Researchers conducted a retrospective study published in July 2025 issue of Journal of Neurology to examine the link between pre-existing frailty and functional outcomes in individuals with spontaneous, nonaneurysmal subarachnoid hemorrhage (naSAH) who exhibited a normal cerebral angiogram during evaluation of the bleeding source.
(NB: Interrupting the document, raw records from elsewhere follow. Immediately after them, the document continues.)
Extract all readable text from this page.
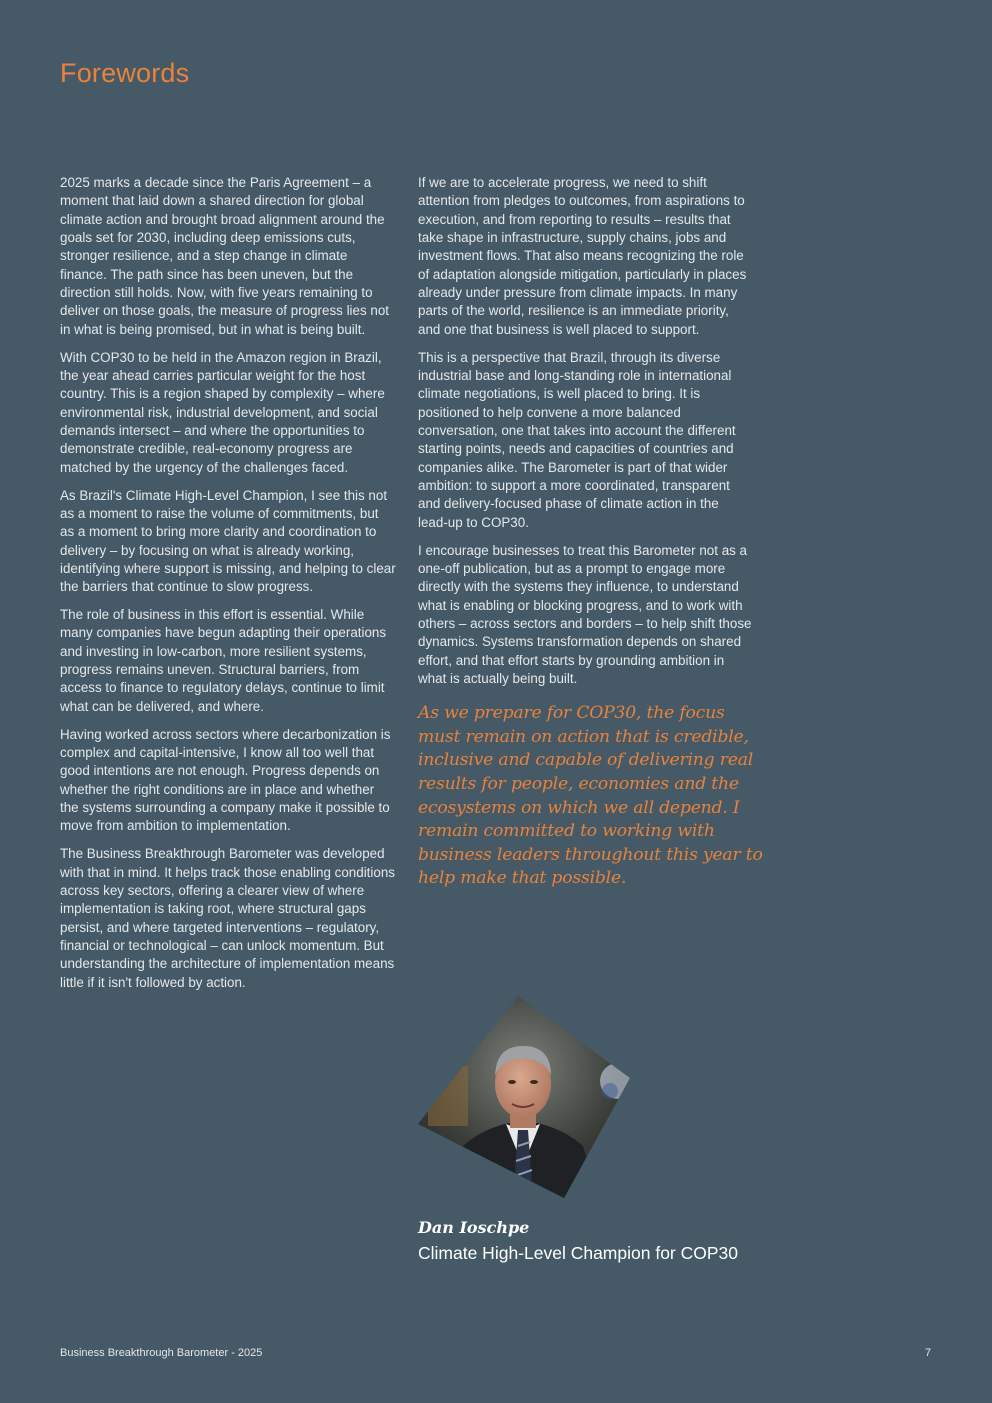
Forewords

2025 marks a decade since the Paris Agreement – a moment that laid down a shared direction for global climate action and brought broad alignment around the goals set for 2030, including deep emissions cuts, stronger resilience, and a step change in climate finance. The path since has been uneven, but the direction still holds. Now, with five years remaining to deliver on those goals, the measure of progress lies not in what is being promised, but in what is being built.

With COP30 to be held in the Amazon region in Brazil, the year ahead carries particular weight for the host country. This is a region shaped by complexity – where environmental risk, industrial development, and social demands intersect – and where the opportunities to demonstrate credible, real-economy progress are matched by the urgency of the challenges faced.

As Brazil's Climate High-Level Champion, I see this not as a moment to raise the volume of commitments, but as a moment to bring more clarity and coordination to delivery – by focusing on what is already working, identifying where support is missing, and helping to clear the barriers that continue to slow progress.

The role of business in this effort is essential. While many companies have begun adapting their operations and investing in low-carbon, more resilient systems, progress remains uneven. Structural barriers, from access to finance to regulatory delays, continue to limit what can be delivered, and where.

Having worked across sectors where decarbonization is complex and capital-intensive, I know all too well that good intentions are not enough. Progress depends on whether the right conditions are in place and whether the systems surrounding a company make it possible to move from ambition to implementation.

The Business Breakthrough Barometer was developed with that in mind. It helps track those enabling conditions across key sectors, offering a clearer view of where implementation is taking root, where structural gaps persist, and where targeted interventions – regulatory, financial or technological – can unlock momentum. But understanding the architecture of implementation means little if it isn't followed by action.

If we are to accelerate progress, we need to shift attention from pledges to outcomes, from aspirations to execution, and from reporting to results – results that take shape in infrastructure, supply chains, jobs and investment flows. That also means recognizing the role of adaptation alongside mitigation, particularly in places already under pressure from climate impacts. In many parts of the world, resilience is an immediate priority, and one that business is well placed to support.

This is a perspective that Brazil, through its diverse industrial base and long-standing role in international climate negotiations, is well placed to bring. It is positioned to help convene a more balanced conversation, one that takes into account the different starting points, needs and capacities of countries and companies alike. The Barometer is part of that wider ambition: to support a more coordinated, transparent and delivery-focused phase of climate action in the lead-up to COP30.

I encourage businesses to treat this Barometer not as a one-off publication, but as a prompt to engage more directly with the systems they influence, to understand what is enabling or blocking progress, and to work with others – across sectors and borders – to help shift those dynamics. Systems transformation depends on shared effort, and that effort starts by grounding ambition in what is actually being built.

As we prepare for COP30, the focus must remain on action that is credible, inclusive and capable of delivering real results for people, economies and the ecosystems on which we all depend. I remain committed to working with business leaders throughout this year to help make that possible.
Dan Ioschpe
Climate High-Level Champion for COP30
Business Breakthrough Barometer - 2025	7
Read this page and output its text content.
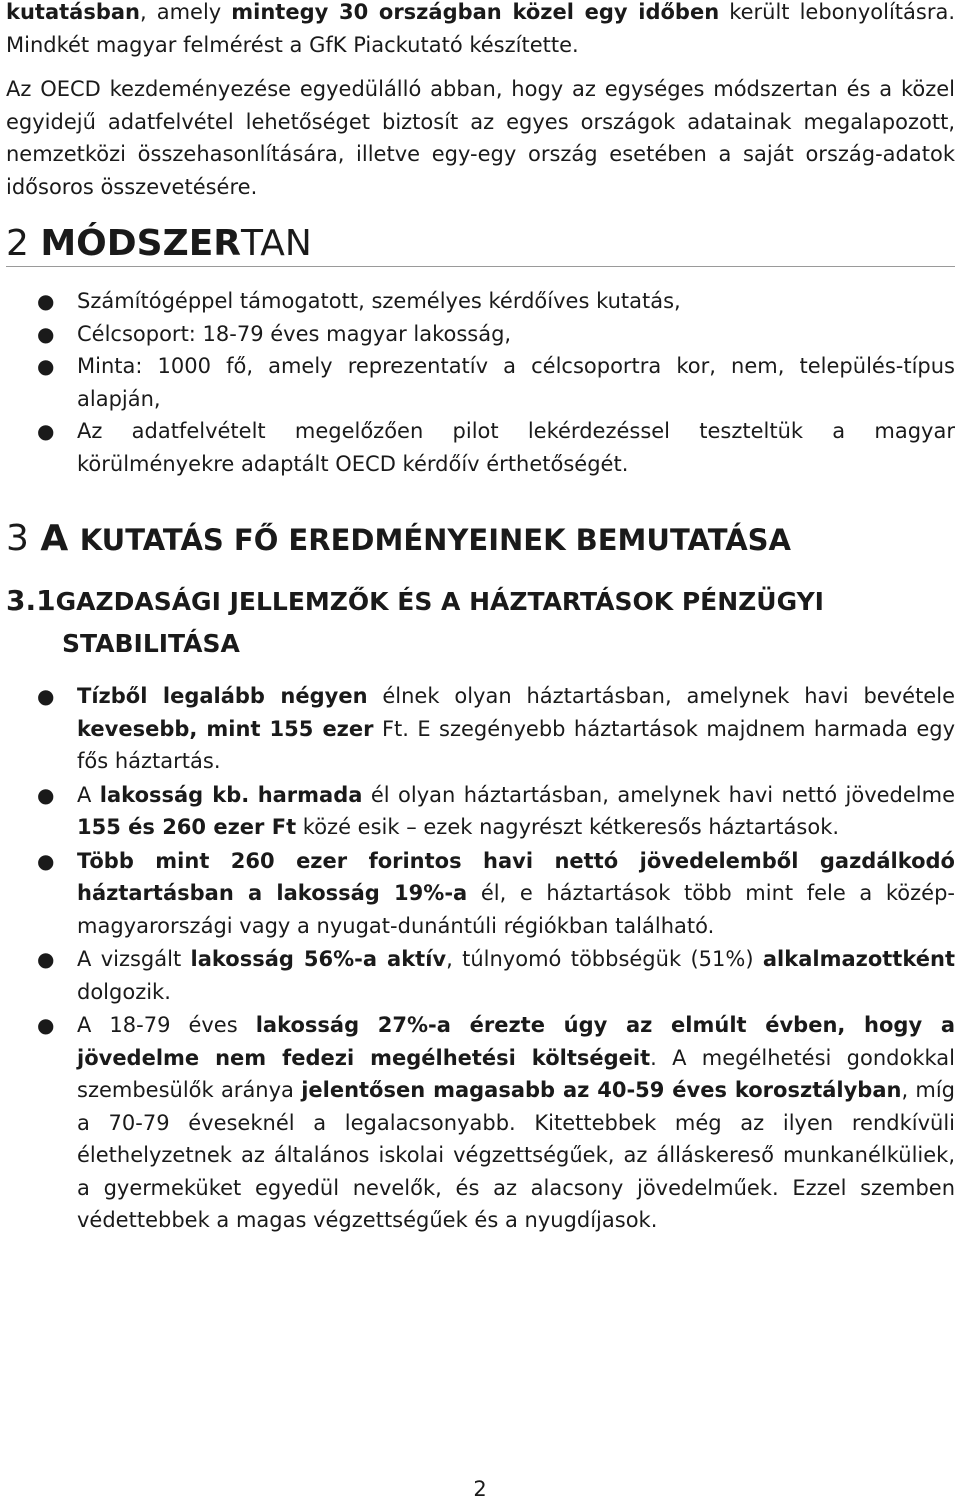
kutatásban, amely mintegy 30 országban közel egy időben került lebonyolításra. Mindkét magyar felmérést a GfK Piackutató készítette.
Az OECD kezdeményezése egyedülálló abban, hogy az egységes módszertan és a közel egyidejű adatfelvétel lehetőséget biztosít az egyes országok adatainak megalapozott, nemzetközi összehasonlítására, illetve egy-egy ország esetében a saját ország-adatok idősoros összevetésére.
2 MÓDSZERTAN
● Számítógéppel támogatott, személyes kérdőíves kutatás,
● Célcsoport: 18-79 éves magyar lakosság,
● Minta: 1000 fő, amely reprezentatív a célcsoportra kor, nem, település-típus alapján,
● Az adatfelvételt megelőzően pilot lekérdezéssel teszteltük a magyar körülményekre adaptált OECD kérdőív érthetőségét.
3 A KUTATÁS FŐ EREDMÉNYEINEK BEMUTATÁSA
3.1GAZDASÁGI JELLEMZŐK ÉS A HÁZTARTÁSOK PÉNZÜGYI
STABILITÁSA
● Tízből legalább négyen élnek olyan háztartásban, amelynek havi bevétele kevesebb, mint 155 ezer Ft. E szegényebb háztartások majdnem harmada egy fős háztartás.
● A lakosság kb. harmada él olyan háztartásban, amelynek havi nettó jövedelme 155 és 260 ezer Ft közé esik – ezek nagyrészt kétkeresős háztartások.
● Több mint 260 ezer forintos havi nettó jövedelemből gazdálkodó háztartásban a lakosság 19%-a él, e háztartások több mint fele a közép-magyarországi vagy a nyugat-dunántúli régiókban található.
● A vizsgált lakosság 56%-a aktív, túlnyomó többségük (51%) alkalmazottként dolgozik.
● A 18-79 éves lakosság 27%-a érezte úgy az elmúlt évben, hogy a jövedelme nem fedezi megélhetési költségeit. A megélhetési gondokkal szembesülők aránya jelentősen magasabb az 40-59 éves korosztályban, míg a 70-79 éveseknél a legalacsonyabb. Kitettebbek még az ilyen rendkívüli élethelyzetnek az általános iskolai végzettségűek, az álláskereső munkanélküliek, a gyermeküket egyedül nevelők, és az alacsony jövedelműek. Ezzel szemben védettebbek a magas végzettségűek és a nyugdíjasok.
2
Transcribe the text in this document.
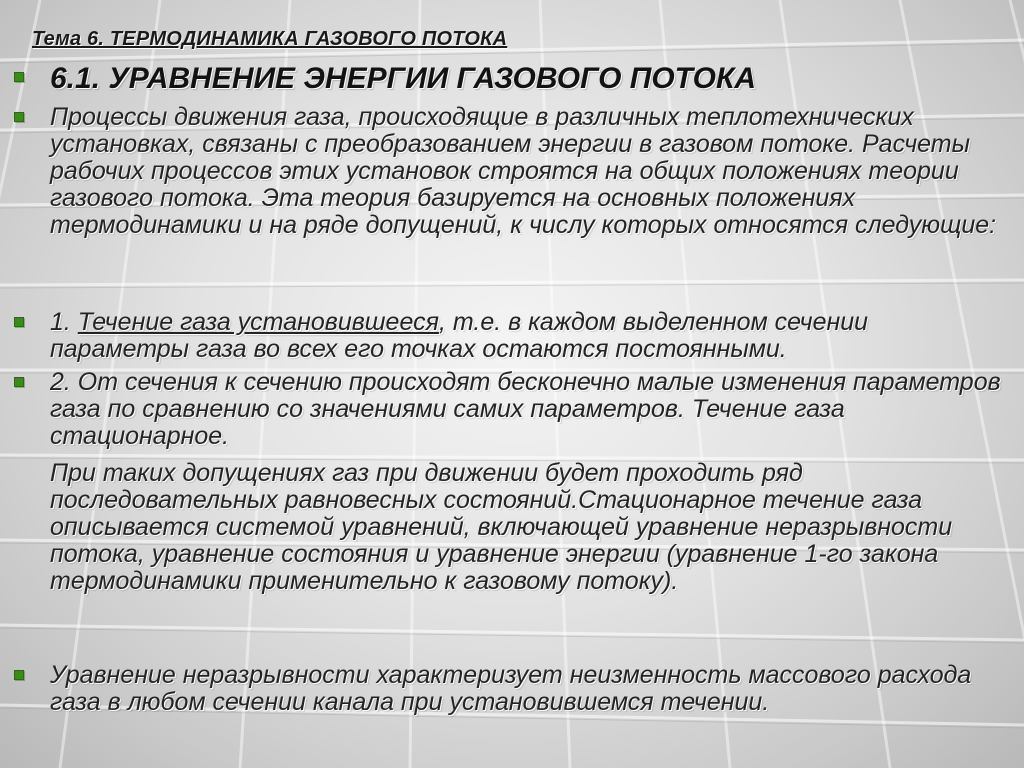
Тема 6. ТЕРМОДИНАМИКА ГАЗОВОГО ПОТОКА
6.1. УРАВНЕНИЕ ЭНЕРГИИ ГАЗОВОГО ПОТОКА
Процессы движения газа, происходящие в различных теплотехнических установках, связаны с преобразованием энергии в газовом потоке. Расчеты рабочих процессов этих установок строятся на общих положениях теории газового потока. Эта теория базируется на основных положениях термодинамики и на ряде допущений, к числу которых относятся следующие:
1. Течение газа установившееся, т.е. в каждом выделенном сечении параметры газа во всех его точках остаются постоянными.
2. От сечения к сечению происходят бесконечно малые изменения параметров газа по сравнению со значениями самих параметров. Течение газа стационарное.
При таких допущениях газ при движении будет проходить ряд последовательных равновесных состояний.Стационарное течение газа описывается системой уравнений, включающей уравнение неразрывности потока, уравнение состояния и уравнение энергии (уравнение 1-го закона термодинамики применительно к газовому потоку).
Уравнение неразрывности характеризует неизменность массового расхода газа в любом сечении канала при установившемся течении.
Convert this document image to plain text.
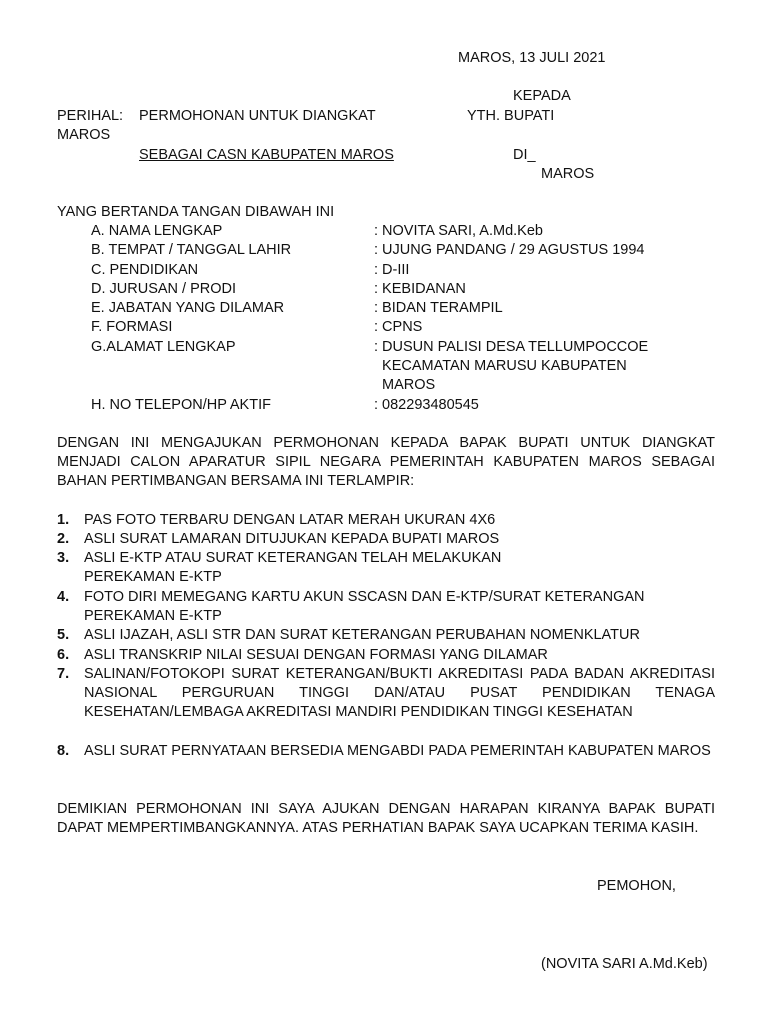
MAROS, 13 JULI 2021
KEPADA
PERIHAL: PERMOHONAN UNTUK DIANGKAT	YTH. BUPATI
MAROS
SEBAGAI CASN KABUPATEN MAROS	DI_
MAROS
YANG BERTANDA TANGAN DIBAWAH INI
A. NAMA LENGKAP	: NOVITA SARI, A.Md.Keb
B. TEMPAT / TANGGAL LAHIR	: UJUNG PANDANG / 29 AGUSTUS 1994
C. PENDIDIKAN	: D-III
D. JURUSAN / PRODI	: KEBIDANAN
E. JABATAN YANG DILAMAR	: BIDAN TERAMPIL
F. FORMASI	: CPNS
G.ALAMAT LENGKAP	: DUSUN PALISI DESA TELLUMPOCCOE
KECAMATAN MARUSU KABUPATEN
MAROS
H. NO TELEPON/HP AKTIF	: 082293480545
DENGAN INI MENGAJUKAN PERMOHONAN KEPADA BAPAK BUPATI UNTUK DIANGKAT MENJADI CALON APARATUR SIPIL NEGARA PEMERINTAH KABUPATEN MAROS SEBAGAI BAHAN PERTIMBANGAN BERSAMA INI TERLAMPIR:
1. PAS FOTO TERBARU DENGAN LATAR MERAH UKURAN 4X6
2. ASLI SURAT LAMARAN DITUJUKAN KEPADA BUPATI MAROS
3. ASLI E-KTP ATAU SURAT KETERANGAN TELAH MELAKUKAN PEREKAMAN E-KTP
4. FOTO DIRI MEMEGANG KARTU AKUN SSCASN DAN E-KTP/SURAT KETERANGAN PEREKAMAN E-KTP
5. ASLI IJAZAH, ASLI STR DAN SURAT KETERANGAN PERUBAHAN NOMENKLATUR
6. ASLI TRANSKRIP NILAI SESUAI DENGAN FORMASI YANG DILAMAR
7. SALINAN/FOTOKOPI SURAT KETERANGAN/BUKTI AKREDITASI PADA BADAN AKREDITASI NASIONAL PERGURUAN TINGGI DAN/ATAU PUSAT PENDIDIKAN TENAGA KESEHATAN/LEMBAGA AKREDITASI MANDIRI PENDIDIKAN TINGGI KESEHATAN
8. ASLI SURAT PERNYATAAN BERSEDIA MENGABDI PADA PEMERINTAH KABUPATEN MAROS
DEMIKIAN PERMOHONAN INI SAYA AJUKAN DENGAN HARAPAN KIRANYA BAPAK BUPATI DAPAT MEMPERTIMBANGKANNYA. ATAS PERHATIAN BAPAK SAYA UCAPKAN TERIMA KASIH.
PEMOHON,
(NOVITA SARI A.Md.Keb)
They included 257 individuals treated for spontaneous naSAH at 2 neurovascular centers from 2012 to 2021. Pre-existing frailty was determined using the modified frailty index (mFI), categorizing individuals as nonfrail (mFI 0–1) or frail (mFI ≥ 2). Functional status at 6 months was assessed using the modified Rankin Scale (mRS), with outcomes grouped as favorable (mRS 0–2) or unfavorable (mRS 3–6). They applied multivariable logistic regression analysis to identify factors independently linked to unfavorable outcomes.
The results showed that among 257 individuals with naSAH, 56 (22%) were identified as frail (mFI ≥ 2) prior to ictus. At 6 months, unfavorable functional outcomes occurred in 17 of the 56 frail individuals (30%) and in 21 of the 201 nonfrail individuals (10%) [P= 0.001]. Multivariable analysis confirmed that frailty [P= 0.03], delayed cerebral ischemia (DCI) [P< 0.001], and poor-grade naSAH [Hunt & Hess grades III–IV; P= 0.001] were independently associated with increased risk of unfavorable outcomes.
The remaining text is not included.